After the 1741 arrival of Stephen Stebbins, South Wilbraham (later Hampden)'s first settler, other newcomers soon dotted both sides of the Scantic River but there was no church. Worshippers plodded over the mountain to Wilbraham's church, in winter on horseback. Few people could attend. Wilbraham refused to let us have our own parish. Finally, by act of the state legislature, in 1782 South Wilbraham became a separate parish, but still a part of the town of Wilbraham. Thereafter, three churches were formed.
The first was the Congregational Church, a crude building erected on the Village Green in 1783. Rough boards served as seats and the pulpit was a box. Parishioners carried foot warmers, the only heat. After lunch and warming up at the parson's home, they refilled these stoves with fireplace coals and returned to church for the afternoon sermon. Sometimes a bass viol or a seraphine, an instrument similar to a melodeon, provided music.

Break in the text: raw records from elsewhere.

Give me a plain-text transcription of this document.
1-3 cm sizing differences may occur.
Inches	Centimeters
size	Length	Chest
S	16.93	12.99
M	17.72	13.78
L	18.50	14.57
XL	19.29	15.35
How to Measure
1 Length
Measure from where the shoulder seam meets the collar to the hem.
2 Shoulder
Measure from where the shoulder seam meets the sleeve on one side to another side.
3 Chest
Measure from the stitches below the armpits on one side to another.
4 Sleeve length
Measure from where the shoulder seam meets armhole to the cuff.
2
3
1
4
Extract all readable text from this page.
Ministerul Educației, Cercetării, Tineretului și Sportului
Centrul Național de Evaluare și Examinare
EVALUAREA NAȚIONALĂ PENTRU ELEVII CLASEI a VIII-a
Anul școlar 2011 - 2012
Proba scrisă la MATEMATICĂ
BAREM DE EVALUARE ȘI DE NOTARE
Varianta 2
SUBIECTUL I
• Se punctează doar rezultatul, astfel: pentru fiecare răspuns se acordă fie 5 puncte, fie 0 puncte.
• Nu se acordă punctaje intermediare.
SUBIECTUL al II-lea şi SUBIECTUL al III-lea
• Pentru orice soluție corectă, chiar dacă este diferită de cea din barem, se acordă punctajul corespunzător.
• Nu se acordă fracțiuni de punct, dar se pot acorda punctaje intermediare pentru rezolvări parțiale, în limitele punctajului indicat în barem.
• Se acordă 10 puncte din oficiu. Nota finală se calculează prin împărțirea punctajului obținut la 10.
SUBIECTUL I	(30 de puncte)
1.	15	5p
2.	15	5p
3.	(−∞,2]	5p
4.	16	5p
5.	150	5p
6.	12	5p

The first pastor, Moses Warren, a Harvard graduate, was a direct descendant of Associate Governor Richard Warren of Plymouth Colony who arrived on the Mayflower and was descended from William Warren who came to England with his relative, William the Conqueror. The library has a copy of their Coat of Arms. During his term, Rev. Warren baptized 478 persons, performed 226 weddings, tutored at least 20 men for college and was high school teacher for village children. He's buried in the cemetery off Chapin Road. His wife's sister was the first person interred there.
Later, Rev. Asahel Nettleton's revival service in 1822 resulted in 100 conversions, with 62 joining the Congregational Church. This man later helped found the Hartford (CT)Theological Seminary.
The crude church, spoiling the looks of the Village Green, was moved in 1838 to the spot where the Town House now stands.
The Ladies Benevolent Sewing Society, formed in 1845, had as many as 40 ladies sewing and tying quilts to raise money for the pastor's salary.